Hanson is not the only major-league pitcher to excel on the golf course. Rick Rhoden pitched for several teams during a 16-year career that ended in 1989 and last month competed in the U.S. Senior Open.
Hanson may have found a new beginning in golf, but some routines are hard to shake. He calls his golf-filled winters at Pinnacle Peak Country Club in Scottsdale, Ariz., "spring training" and his summer tournaments in the Seattle area are "my season." He and his wife, Laura, own a home in Scottsdale and one in Kirkland, where they have lived since he debuted with the Mariners.
The New Jersey native attended The Peddie School, a private school in Hightstown, N.J. By his sophomore year, Hanson suffered from baseball burnout. He had played nonstop since Little League. Besides, the lanky Hanson wasn't as strong as most of his high-school teammates.
So he decided to join the golf team.
A year walking the fairways of Peddie's 18-hole golf course renewed Hanson's enthusiasm for baseball. He went on to become an All-American at Wake Forest, where he majored in economics and business. He was drafted in the second round by the Mariners in 1986.
Hanson's best year with the Mariners came in 1990, when he was 18-9 with a 3.24 earned-run average. During an impressive 15-5 season with the Boston Red Sox in 1995, the right-hander was voted to the American League All-Star team. He spent his major-league career with four teams and was 89-84, with a 4.15 ERA.
Dave Valle, Hanson's catcher for several years, remembers him as a "tremendous competitor."
"Once he stopped playing baseball, he missed that part of the game," said Valle, now a color analyst for Mariners broadcasts. "And he's been able to fulfill that on the golf course. It's kind of like the pitcher's game. Guys that aren't pitching are out playing golf."
Hanson's wife said golf eased his retirement from baseball.
"For anybody whose husband has been in sports, you do wonder how they're going to handle it," she said. "Baseball is so encompassing of your time and energy, and then you cross this line and it's gone.
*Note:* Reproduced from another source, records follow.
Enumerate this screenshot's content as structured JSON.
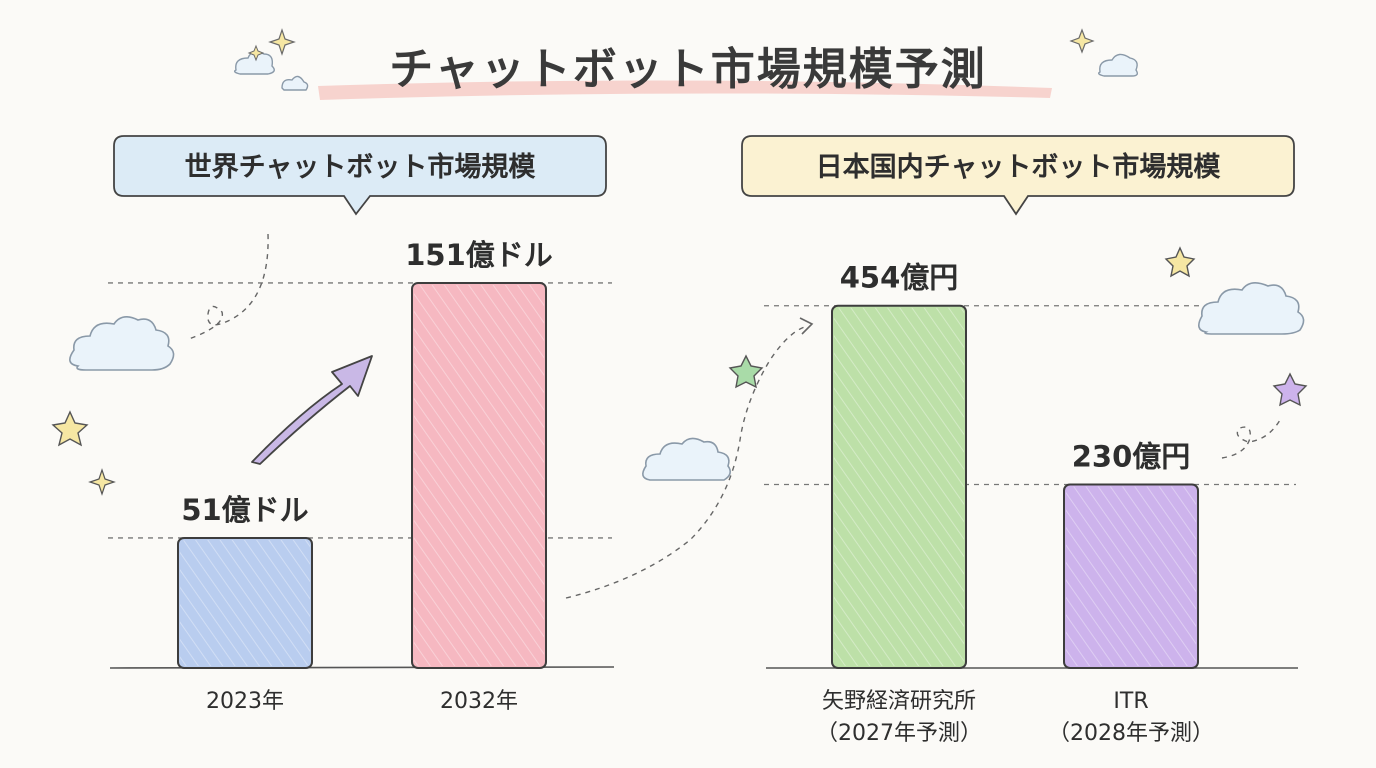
{
  "main_title": "チャットボット市場規模予測",
  "colors": {
    "bar_2023": "#b9cdef",
    "bar_2032": "#f6b8c1",
    "bar_yano": "#bde0a8",
    "bar_itr": "#cdb3ec",
    "bubble_left": "#dcebf6",
    "bubble_right": "#fbf2d2",
    "title_highlight": "#f6c6c0",
    "arrow_fill": "#c9b8e6"
  },
  "chart_data": [
    {
      "type": "bar",
      "title": "世界チャットボット市場規模",
      "categories": [
        "2023年",
        "2032年"
      ],
      "values": [
        51,
        151
      ],
      "value_labels": [
        "51億ドル",
        "151億ドル"
      ],
      "unit": "億ドル",
      "ylim": [
        0,
        160
      ],
      "grid": false
    },
    {
      "type": "bar",
      "title": "日本国内チャットボット市場規模",
      "categories": [
        [
          "矢野経済研究所",
          "（2027年予測）"
        ],
        [
          "ITR",
          "（2028年予測）"
        ]
      ],
      "values": [
        454,
        230
      ],
      "value_labels": [
        "454億円",
        "230億円"
      ],
      "unit": "億円",
      "ylim": [
        0,
        480
      ],
      "grid": false
    }
  ]
}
He is so level and he's so emotionally easygoing. I think it'll be OK."
Hanson's transition to golf has been more than OK.
He finished fourth in the Seattle Amateur Championship on Sunday and he has high expectations for his golf career. He hopes to one day make that sport's major league — the PGA Tour.
"Erik understands what it takes to play top-caliber sports," said Jim Pike, head golf pro at Sahalee. "He's studied the game hard and learned a lot about his swing. He has applied a lot of the same principles he used in pitching: exercise, flexibility, strength training and, of course, practice."